Dia melanjutkan dengan mengatakan: Ini menunjukkan tingkat arogansi, Zionisme, rasisme dan intimidasi yang lebih tinggi di antara Trump dan calon tim pemerintahannya. Dan ketika Netanyahu adalah orang pertama yang memberi selamat kepada kandidat yang menang, dan bergembira atas “kebangkitan terbesar dalam sejarah,” hal ini merupakan bukti dari aliansi yang akan segera diperbarui antara keduanya, yang berteman, dalam mengejar opsi yang paling ekstremis. pembunuhan. masalah Palestina dan mengubahnya menjadi urusan investasi, seperti yang mereka coba dalam rencana yang diumumkan oleh Trump Sebuah “kesepakatan” untuk perdamaian di wilayah tersebut.
Al-Biyari mencatat bahwa presiden baru telah mengumumkan ketidakpuasannya terhadap ukuran Israel yang kecil.
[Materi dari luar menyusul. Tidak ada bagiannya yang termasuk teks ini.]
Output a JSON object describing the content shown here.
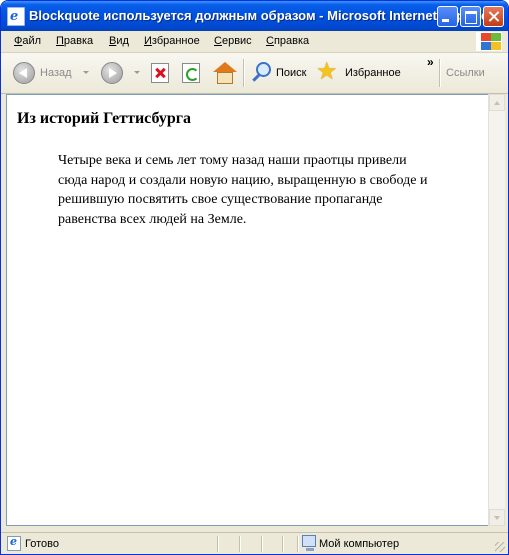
{
  "window": {
    "title": "Blockquote используется должным образом - Microsoft Internet Explorer"
  },
  "menubar": {
    "items": [
      "Файл",
      "Правка",
      "Вид",
      "Избранное",
      "Сервис",
      "Справка"
    ]
  },
  "toolbar": {
    "back_label": "Назад",
    "search_label": "Поиск",
    "favorites_label": "Избранное",
    "overflow_label": "»",
    "links_label": "Ссылки"
  },
  "page": {
    "heading": "Из историй Геттисбурга",
    "quote": "Четыре века и семь лет тому назад наши праотцы привели сюда народ и создали новую нацию, выращенную в свободе и решившую посвятить свое существование пропаганде равенства всех людей на Земле."
  },
  "statusbar": {
    "status": "Готово",
    "zone": "Мой компьютер"
  }
}
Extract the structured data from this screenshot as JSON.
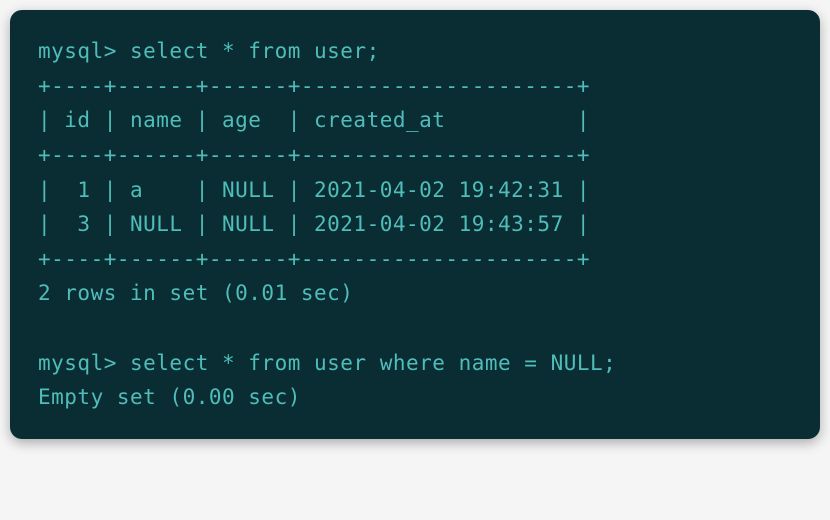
{
  "terminal": {
    "prompt1": "mysql> select * from user;",
    "divider_top": "+----+------+------+---------------------+",
    "header": "| id | name | age  | created_at          |",
    "divider_mid": "+----+------+------+---------------------+",
    "row1": "|  1 | a    | NULL | 2021-04-02 19:42:31 |",
    "row2": "|  3 | NULL | NULL | 2021-04-02 19:43:57 |",
    "divider_bot": "+----+------+------+---------------------+",
    "result1": "2 rows in set (0.01 sec)",
    "prompt2": "mysql> select * from user where name = NULL;",
    "result2": "Empty set (0.00 sec)"
  },
  "table_data": {
    "columns": [
      "id",
      "name",
      "age",
      "created_at"
    ],
    "rows": [
      {
        "id": 1,
        "name": "a",
        "age": null,
        "created_at": "2021-04-02 19:42:31"
      },
      {
        "id": 3,
        "name": null,
        "age": null,
        "created_at": "2021-04-02 19:43:57"
      }
    ]
  }
}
Dia mengakhiri pidatonya dengan mengatakan: Kisah hukuman terhadap orang Arab dan Muslim Amerika, Kamala Harris, sudah berakhir. Sebelum kita, ia menjadi orang yang ceroboh, ekstremisme, populisme, permusuhan terhadap pers dan kebebasannya, serta menyukai para tiran dan diktator. Pertanyaan di belakang kami adalah mengapa seorang wanita yang mengatakan hal-hal baik di luar satu isu tidak berhasil, dan kami melihat bahwa, memang benar, hal itu tidak seburuk para pesaingnya. Kami memiliki Donald Trump. Nama ini cukup menimbulkan badai kecemasan dan antisipasi yang melanda kita. …Ya ampun.